Hoewel hij was uitgenodigd was dominee Lamb niet aanwezig, noch Beatrice. Charlotte voelde hun afwezigheid, maar niet al te scherp. Ze had het druk met genieten van alle blijdschap en passie van haar trouwdag en het getrouwde leven.
Toch betreurde Charlotte het dat ze zich nooit met haar vader had kunnen verzoenen. De dominee, afstandelijk en onverzoenlijk als altijd, stierf kort nadat Daniel en zij naar Doddington waren verhuisd. Een vriendelijke nieuwe dominee nam zijn plaats in en heette Charlotte van harte welkom terug in de kerk van haar jeugd.

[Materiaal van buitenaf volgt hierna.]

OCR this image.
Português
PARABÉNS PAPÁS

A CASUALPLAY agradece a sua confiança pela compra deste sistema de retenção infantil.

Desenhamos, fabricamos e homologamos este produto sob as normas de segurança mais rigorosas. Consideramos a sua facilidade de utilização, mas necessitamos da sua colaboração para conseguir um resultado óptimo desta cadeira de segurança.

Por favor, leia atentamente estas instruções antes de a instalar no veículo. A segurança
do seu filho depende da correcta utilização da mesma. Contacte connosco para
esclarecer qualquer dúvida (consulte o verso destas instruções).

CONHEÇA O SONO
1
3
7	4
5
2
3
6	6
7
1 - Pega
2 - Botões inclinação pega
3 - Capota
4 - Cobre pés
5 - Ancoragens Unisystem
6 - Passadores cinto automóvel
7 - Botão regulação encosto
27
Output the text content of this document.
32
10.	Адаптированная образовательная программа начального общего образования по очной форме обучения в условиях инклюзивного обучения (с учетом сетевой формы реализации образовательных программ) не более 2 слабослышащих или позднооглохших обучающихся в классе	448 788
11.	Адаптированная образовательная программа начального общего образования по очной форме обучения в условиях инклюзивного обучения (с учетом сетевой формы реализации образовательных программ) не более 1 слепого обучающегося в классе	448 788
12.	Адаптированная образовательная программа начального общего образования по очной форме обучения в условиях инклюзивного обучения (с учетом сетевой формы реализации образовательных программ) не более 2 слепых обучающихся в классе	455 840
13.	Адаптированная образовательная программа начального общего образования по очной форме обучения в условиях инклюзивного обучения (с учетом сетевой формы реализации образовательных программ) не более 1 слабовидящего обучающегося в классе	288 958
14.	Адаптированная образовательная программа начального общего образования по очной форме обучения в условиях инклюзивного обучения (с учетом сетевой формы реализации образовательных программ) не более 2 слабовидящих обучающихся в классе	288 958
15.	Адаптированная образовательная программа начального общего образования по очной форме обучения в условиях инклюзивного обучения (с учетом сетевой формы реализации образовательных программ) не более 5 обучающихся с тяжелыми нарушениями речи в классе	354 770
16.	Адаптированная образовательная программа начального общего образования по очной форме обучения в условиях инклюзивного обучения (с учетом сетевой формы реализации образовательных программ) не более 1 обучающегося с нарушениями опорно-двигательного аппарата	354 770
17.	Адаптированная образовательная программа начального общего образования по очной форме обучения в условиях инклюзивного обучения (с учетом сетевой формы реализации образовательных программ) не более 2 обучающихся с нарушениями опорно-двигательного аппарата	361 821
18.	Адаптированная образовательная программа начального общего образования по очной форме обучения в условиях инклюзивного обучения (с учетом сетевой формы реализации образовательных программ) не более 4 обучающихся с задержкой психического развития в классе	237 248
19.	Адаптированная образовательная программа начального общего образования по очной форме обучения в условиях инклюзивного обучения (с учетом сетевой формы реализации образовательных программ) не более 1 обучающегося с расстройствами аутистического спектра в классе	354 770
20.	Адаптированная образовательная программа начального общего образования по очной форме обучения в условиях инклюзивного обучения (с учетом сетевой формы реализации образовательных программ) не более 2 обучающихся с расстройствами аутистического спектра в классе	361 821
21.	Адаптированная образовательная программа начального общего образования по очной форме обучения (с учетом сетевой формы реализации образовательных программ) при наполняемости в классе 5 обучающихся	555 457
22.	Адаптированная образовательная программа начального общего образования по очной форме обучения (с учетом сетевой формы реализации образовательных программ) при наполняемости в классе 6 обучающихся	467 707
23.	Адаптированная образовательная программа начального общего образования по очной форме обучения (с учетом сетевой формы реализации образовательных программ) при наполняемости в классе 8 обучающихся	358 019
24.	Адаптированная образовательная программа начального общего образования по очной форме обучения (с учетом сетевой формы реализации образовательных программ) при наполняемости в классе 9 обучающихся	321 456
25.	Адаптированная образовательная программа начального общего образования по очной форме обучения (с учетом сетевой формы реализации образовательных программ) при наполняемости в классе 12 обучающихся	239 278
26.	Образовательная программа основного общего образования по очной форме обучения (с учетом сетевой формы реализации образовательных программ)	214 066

Ook Beatrice bleef op afstand. Via Harris kwam Charlotte te weten dat Bea getrouwd was met een marineofficier die vele jaren ouder was dan zij en in Londen woonde. Met Kerst stuurde Bea eens een korte brief waarin ze de vlinderbroche van hun moeder bijsloot. Charlottes bedankbriefje en andere brieven bleven onbeantwoord.
Charles Harris hertrouwde niet. Zijn moeder was hersteld en verschafte Edmund door de jaren heen een gezond regime van moederlijke invloed en opvoeding. Edmund bracht een groot deel van zijn tijd door bij zijn grootmoeder in Doddington en Charlotte zag hem bij dorpsfeestelijkheden en bij de zeldzame gelegenheden dat Daniel werd ingeschakeld om een of andere kinderziekte te behandelen.
Edmund had zelfs nu en dan met Anne gespeeld toen ze klein waren en had het altijd naar zijn zin gehad bij Daniel en Charlotte. Als hij zich ooit had verwonderd over hun verhoogde belangstelling en vele vriendelijkheden, had hij er nooit vragen over gesteld.
Hij bleef uiteraard volkomen onwetend van zijn relatie met Charlotte. Het was bitterzoet om haar zoon haar ‘mevrouw Taylor’ te horen noemen, maar ze had zich erbij neergelegd de rest van haar dagen met die speciale pijn te moeten leven.
Charlottes hechte relatie met Anne deed veel om die pijn te verzachten. Daniels dochter wist van het bestaan van Lizette, maar ze had haar onlangs toevertrouwd dat voor haar Charlotte altijd haar moeder was geweest, al voordat zij en haar vader getrouwd waren. Op aansporing van Daniel was Anne lang geleden opgehouden met het koosnaampje ‘Missy’ en was Charlotte ‘moeder’ gaan noemen. Elke keer als ze het hoorde, genoot ze van de klank en dacht: Wat een prachtig woord.